Eğitmen derin bir iç çekerek:

"İlk önce şunu ifade edelim. Vicdanınız sizi huzursuz etmiş. Zira sizi ebeveyn olarak senelerdir tanıyoruz. Özünüzde çocuklarınızı Hazret-i Allah'ın sevgisi le yetiştirme niyeti var. Fakat yanlış ve eksik ifadeler ile çocuklarınızın algılarına yanlış şeyler yerleştirme eğilimine girmişsiniz. Vicdanınız da sizi huzursuz etmiş ve bir arayışa sürüklemiş. Bu huzursuzluğu da bir nimet olarak görmek gerekir.

Öncelikle Eray'ın 'O parayı Allah koymadı. Bizi senelerdir kandırmışlar!' cümlesinden başlamak ve çocuklarınızın algısında oluşan hayal kırıklığı ve size karşı oluşan bir itimatsızlıktan başlamak isterim.

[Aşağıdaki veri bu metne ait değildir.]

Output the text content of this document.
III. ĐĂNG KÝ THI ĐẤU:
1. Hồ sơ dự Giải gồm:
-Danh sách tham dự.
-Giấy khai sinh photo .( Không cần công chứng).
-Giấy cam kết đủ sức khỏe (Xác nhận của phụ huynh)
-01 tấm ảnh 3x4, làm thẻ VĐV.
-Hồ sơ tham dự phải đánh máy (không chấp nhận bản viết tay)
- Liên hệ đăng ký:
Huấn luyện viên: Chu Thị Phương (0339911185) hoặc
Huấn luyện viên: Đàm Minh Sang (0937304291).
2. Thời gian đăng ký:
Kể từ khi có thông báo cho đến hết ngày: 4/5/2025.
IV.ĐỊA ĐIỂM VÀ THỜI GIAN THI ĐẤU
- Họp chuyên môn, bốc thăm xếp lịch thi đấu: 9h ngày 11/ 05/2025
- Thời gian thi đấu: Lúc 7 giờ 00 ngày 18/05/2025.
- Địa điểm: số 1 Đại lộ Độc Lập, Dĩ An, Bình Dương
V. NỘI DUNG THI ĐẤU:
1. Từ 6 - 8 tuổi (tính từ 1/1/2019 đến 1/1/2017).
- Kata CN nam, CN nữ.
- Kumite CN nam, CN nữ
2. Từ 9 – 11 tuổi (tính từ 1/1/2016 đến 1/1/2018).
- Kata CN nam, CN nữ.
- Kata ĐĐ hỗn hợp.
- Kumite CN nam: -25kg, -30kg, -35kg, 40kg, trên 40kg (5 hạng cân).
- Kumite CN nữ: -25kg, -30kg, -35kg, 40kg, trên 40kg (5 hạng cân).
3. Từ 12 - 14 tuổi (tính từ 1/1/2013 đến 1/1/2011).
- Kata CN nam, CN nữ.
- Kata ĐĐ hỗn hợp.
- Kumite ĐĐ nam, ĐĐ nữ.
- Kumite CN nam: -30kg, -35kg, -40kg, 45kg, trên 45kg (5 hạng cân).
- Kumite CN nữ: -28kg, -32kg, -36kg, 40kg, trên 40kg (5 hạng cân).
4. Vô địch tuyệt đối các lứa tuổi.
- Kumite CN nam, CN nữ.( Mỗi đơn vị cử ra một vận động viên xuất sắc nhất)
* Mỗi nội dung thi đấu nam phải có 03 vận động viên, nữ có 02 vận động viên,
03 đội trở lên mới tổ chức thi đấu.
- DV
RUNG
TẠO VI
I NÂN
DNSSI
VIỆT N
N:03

Çocuklara rızkı verenin Hazret-i Allah olduğunu anlatmak gerekir. 'Eğer Hazret-i Allah bize sağlık sıhhat, babana güç kuvvet vermezse babanız işe gidip çalışabilir mi? Para kazanıp eve gelebilir mi? Eğer bizim aklımıza getirmese, biz sizin yastığınızın altına harçlık olarak para koyabilir miyiz? Elbette hayır! Bütün güzellikler Hazret-i Allah'tandır. Elbette yastığın altındaki harçlık Hazret-i Allah'tandır. Ama 'direk' olarak değil, dolaylı olarak O'ndan gelmiştir. Zira 'İstenilmeden gelen şey Hazret-i Allah'tandır. Reddetmeyiniz.' diye Hadis-i şerif var. Yani, kısaca Hazret-i Allah kullarını vasıta kılar.'

Bu durumda siz ebeveynler birer vasıta olduğunuzu sık sık sözlü olarak belirtmeniz gerekir. Örneğin:'Bugünkü rızkımızı, sağlığımızı ve sıhhatimizi veren Rabb'ime şükürler olsun.'

Böylece çocuklar Hazret-i Allah'a 'şükrü' ve ebeveyne karşı da 'teşekkürü' öğrenmiş olur.

İkinci konu ise; Emir'in harçlığını azımsaması meselesine değinmek isterim. Burada da kazancın bereketinden bahsetmek, rahmetin ve bereketin Hazret-i Allah'tan olduğunu sıkça dile getirmek gerekir. Örneğin;

'Allah'ım kazancımı bereketli kıl. Şükürler olsun ki bu ay cüzdanımdaki para çok bereketli çıktı.' gibi cümleler ve bol bereketli hikâyeler tavsiye ederim. Meselâ;

'Ali ve Veli diye iki arkadaş varmış. Ali ailesinden aldığı her harçlık için ailesine teşekkür eder, 'Allah'ım harçlıklarımın bereketini ver!' diye dua edermiş. Veli de harçlıklarını azımsar, annesi ve babasından sürekli daha fazlasını ister, bu nedenle de evlerinden kavga eksik olmazmış. Ali ve Veli bir gün okuldan eve giderken hava çok sıcak olduğu için susamışlar. Ve soğuk bir su almaya karar vermişler. Ali cebindeki 5 tl'yi çıkartmış. Veli ise küçümseyici bir bakışla, cebindeki 50 tl'yi böbürlenerek çıkartmış ve havalı havalı sallayarak;

'Bak benim param seninkinden daha çok. Ben senden daha çok su alabilirim. Ben daha zenginim arkadaş.' demiş. Özgüveni ve inancı tam Ali hemen cevap vermiş:

'Arkadaşım, paranın çokluğu önemli değil. Önemli olan bereketi!' demiş. Ve işte tam o sırada havada aniden karabulutlar çıkmış ve bir fırtına başlamış. Kuvvetli bir rüzgâr gelmiş Veli'nin elindeki parayı kapıp uçurup gitmiş. Velhasıl Veli parasız kalmış. Çok olan parasından hiçbir hayır görememiş. Ali ise parasıyla, kendine, Veli'ye bir de sokaktaki hayvanlar için konulan kaba dökmek için su almış. Artan parasını da;

'Kalan parama da bereket ver Allah'ım.' diyerek cüzdanına koymuş."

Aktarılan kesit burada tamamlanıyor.